Earlier, Chamber of Mines general manager Frederick Bantubonse said the proposed mining tax regime would undermine sustainability of the industry and Zambia’s economy.

“We appreciate the need for the government to get more money from minerals. The Zambian government is entitled to formulating its own laws,” Bantubonse said. “Companies that are signatory to the development agreements (DAs) are willing to sit down with the government and negotiate. People should appreciate that mining is capital intensive and is a long-term venture full of ups and downs. We welcome a constructive and open dialogue with the government in order to arrive at a solution to collect mines for the state to run.”

And Scott said government’s tax proposals for the mining companies would pass without any amendment.

“The mines don’t have any representative in parliament and all the 150 MPs, the government and just ordinary citizens of Zambia are all for the idea that taxes should be increased,” Scott said.

He said he would personally lead demonstrations on the Copperbelt Province against mining companies once they take legal action after new taxes take effect in April.“The government heard the voices of people who wanted a fair share of resources. It is now time for the mines to pay taxes like others have been doing,” Scott said. “This is the time for the government to make hay while the sun shines when there is still a boom in copper prices on the international market.”

After a heated debate, expanded committee chairperson Geoffrey Beene, who is Itezhi-tezhi member of parliament, advised the mining companies to reorganize themselves and come up with actual proposals on what percentage increase they needed for the taxes. Beene said the mines should come up with proposals by tomorrow, giving parliamentarians only today to make consultations on the matter for presentation in parliament next week.

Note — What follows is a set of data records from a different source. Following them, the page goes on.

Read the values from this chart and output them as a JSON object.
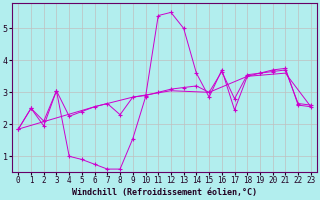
{
  "xlabel": "Windchill (Refroidissement éolien,°C)",
  "bg_color": "#b2eeee",
  "grid_color": "#c0c0c0",
  "line_color": "#cc00cc",
  "xlim": [
    -0.5,
    23.5
  ],
  "ylim": [
    0.5,
    5.8
  ],
  "yticks": [
    1,
    2,
    3,
    4,
    5
  ],
  "xticks": [
    0,
    1,
    2,
    3,
    4,
    5,
    6,
    7,
    8,
    9,
    10,
    11,
    12,
    13,
    14,
    15,
    16,
    17,
    18,
    19,
    20,
    21,
    22,
    23
  ],
  "series1": [
    [
      0,
      1.85
    ],
    [
      1,
      2.5
    ],
    [
      2,
      1.95
    ],
    [
      3,
      3.05
    ],
    [
      4,
      1.0
    ],
    [
      5,
      0.9
    ],
    [
      6,
      0.75
    ],
    [
      7,
      0.6
    ],
    [
      8,
      0.6
    ],
    [
      9,
      1.55
    ],
    [
      10,
      2.85
    ],
    [
      11,
      5.4
    ],
    [
      12,
      5.5
    ],
    [
      13,
      5.0
    ],
    [
      14,
      3.6
    ],
    [
      15,
      2.85
    ],
    [
      16,
      3.7
    ],
    [
      17,
      2.45
    ],
    [
      18,
      3.5
    ],
    [
      19,
      3.6
    ],
    [
      20,
      3.7
    ],
    [
      21,
      3.75
    ],
    [
      22,
      2.6
    ],
    [
      23,
      2.55
    ]
  ],
  "series2": [
    [
      0,
      1.85
    ],
    [
      1,
      2.5
    ],
    [
      2,
      2.1
    ],
    [
      3,
      3.05
    ],
    [
      4,
      2.25
    ],
    [
      5,
      2.4
    ],
    [
      6,
      2.55
    ],
    [
      7,
      2.65
    ],
    [
      8,
      2.3
    ],
    [
      9,
      2.85
    ],
    [
      10,
      2.9
    ],
    [
      11,
      3.0
    ],
    [
      12,
      3.1
    ],
    [
      13,
      3.15
    ],
    [
      14,
      3.2
    ],
    [
      15,
      3.0
    ],
    [
      16,
      3.65
    ],
    [
      17,
      2.8
    ],
    [
      18,
      3.55
    ],
    [
      19,
      3.6
    ],
    [
      20,
      3.65
    ],
    [
      21,
      3.7
    ],
    [
      22,
      2.65
    ],
    [
      23,
      2.6
    ]
  ],
  "series3": [
    [
      0,
      1.85
    ],
    [
      3,
      2.2
    ],
    [
      6,
      2.55
    ],
    [
      9,
      2.85
    ],
    [
      12,
      3.05
    ],
    [
      15,
      3.0
    ],
    [
      18,
      3.5
    ],
    [
      21,
      3.6
    ],
    [
      23,
      2.55
    ]
  ],
  "xlabel_fontsize": 6.0,
  "tick_fontsize": 5.5
}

President Levy Mwanawasa and finance minister Ng’andu Magande have both indicated that the government would not allow for negotiations before the implementation of the new tax regime, which will see the mining companies contributing at least 47 per cent in taxes to the government treasury.

Effective April 1, 2008, mining companies will be expected to pay corporate tax at 30 per cent; mineral royalty rate on base metals at three per cent of gross value; withholding tax on interest, royalties, management fees and payments to affiliates or subcontractors in the sector at the rate of 15 per cent and a variable profit tax of up to 15 per cent on taxable income, which is above eight per cent of the gross income, will be introduced.